Strangely trying to start a VM with 'qemu64' fails with:
> virsh # start phahn_qa36-ucs44-32b
> error: Failed to start domain phahn_qa36-ucs44-32b
> error: the CPU is incompatible with host CPU: Host CPU does not provide required features: svm

Please note that 'svm' is the ADM feature, the Intel one is called 'vmx' - and this is an Intel host!
Manually starting the VM with `qemu-system-x86_64 -cpu qemu64 ...` on the other hand works.

See <https://www.redhat.com/archives/libvir-list/2016-May/msg01940.html> for a similar report.

So both "qemu64" and "kvm64" are bad choices as a default and should be changed!

It might not be the original problem of the customer, but at least something is fishy here and complicated reproducing the problem locally here at Univention.
Comment 4 Christina Scheinig univentionstaff 2020-11-25 14:21:02 CET
I remove the waiting support flag, because the customer did not respond to our demand. The customer might not use our virtual environment anymore.
Comment 5 Ingo Steuwer univentionstaff 2021-05-14 13:46:03 CEST
This issue has been filed against UCS 4.3.

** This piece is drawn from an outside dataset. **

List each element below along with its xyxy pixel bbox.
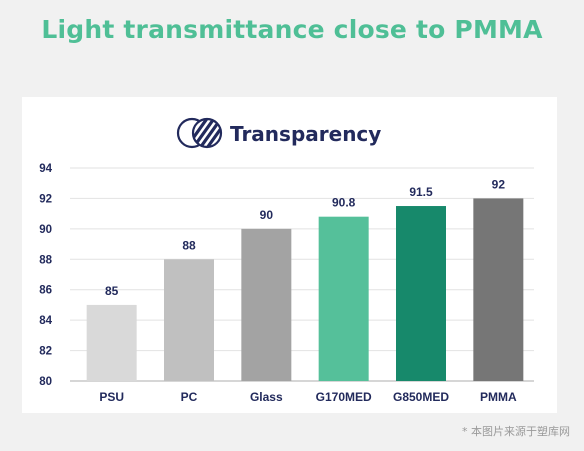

UCS 4.3 is out of maintenance and many UCS components have changed in later releases. Thus, this issue is now being closed.

If this issue still occurs in newer UCS versions, please use "Clone this bug" or reopen it and update the UCS version. In this case please provide detailed information on how this issue is affecting you.